Alhoewel hier in Standaard 4410 niets over wordt gemeld, zal een samenstellende accountant (NV COS 570 lid 6) voldoende én geschikte (controle) informatie moeten verkrijgen:

  • met betrekking tot het geschikt hanteren van de continuïteitsveronderstelling door het bestuur bij het opstellen en presenteren van de jaarrekening; en
  • om te concluderen of er een onzekerheid van materieel belang bestaat met betrekking tot het vermogen van de entiteit om haar continuïteit te handhaven.

De hoofdregel is dus continuïteit, tenzij…en de accountant moet vaststellen of dit uitgangspunt nog wel aanvaardbaar is.

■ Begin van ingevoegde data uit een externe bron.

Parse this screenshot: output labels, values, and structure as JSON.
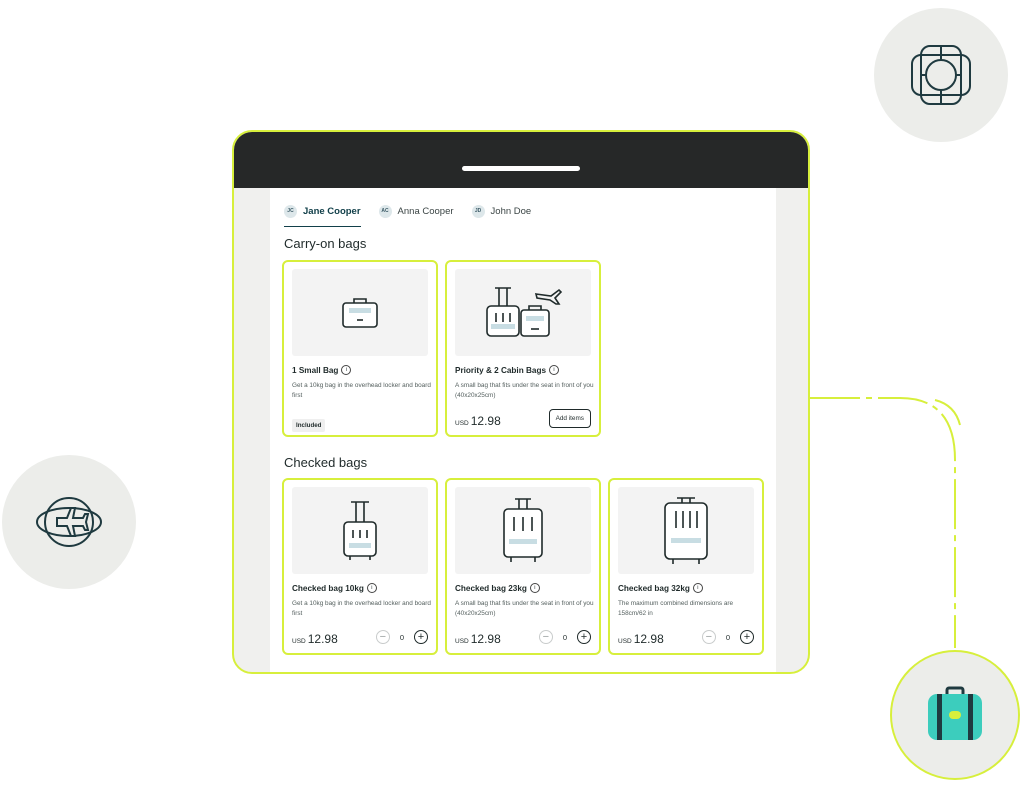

In de praktijk komen de volgende vier situaties voor:

  • Er bestaat geen enkele twijfel over de continuïteitsveronderstelling.
  • Er bestaat twijfel gezien het slechte resultaat c.q. de tegenvallende ontwikkeling van het eigen vermogen of de cashflow, maar niet zodanig dat er discontinuïteit ontstaat.
  • Er gerede twijfel dan wel ernstige onzekerheid bestaat over de continuïteit.
  • Discontinuïteit (waarderen tegen liquidatiewaarde).

Deze situaties vergen elk een eigen aanpak. Hierna worden per situatie de gevolgen besproken voor de toelichting in de jaarrekening en/of de samenstellingsverklaring.

Geen twijfel

Bij de meeste ondernemingen is er geen twijfel over de continuïteit bij de volgende signalen: er wordt geen verlies geleden, het eigen vermogen is voldoende/toereikend en de cashflow is ruim voldoende om aan de betalingsverplichtingen te kunnen voldoen.

In deze situatie geldt de hoofdregel: de veronderstelling van continuïteit, genoemd in artikel 384 BW. De onderneming wordtgoing concern gewaardeerd en er worden geen extra toelichting in de jaarrekening gegeven.

Twijfel

Als de gebruiker van de jaarrekening in eerste instantie denkt: 'Het gaat niet goed met de continuïteit van deze onderneming', dan is er sprake van twijfel. De gebruiker kan zich daarbij alleen baseren op de informatie die hem ter beschikking staat; tot inside information heeft hij (immers) geen toegang.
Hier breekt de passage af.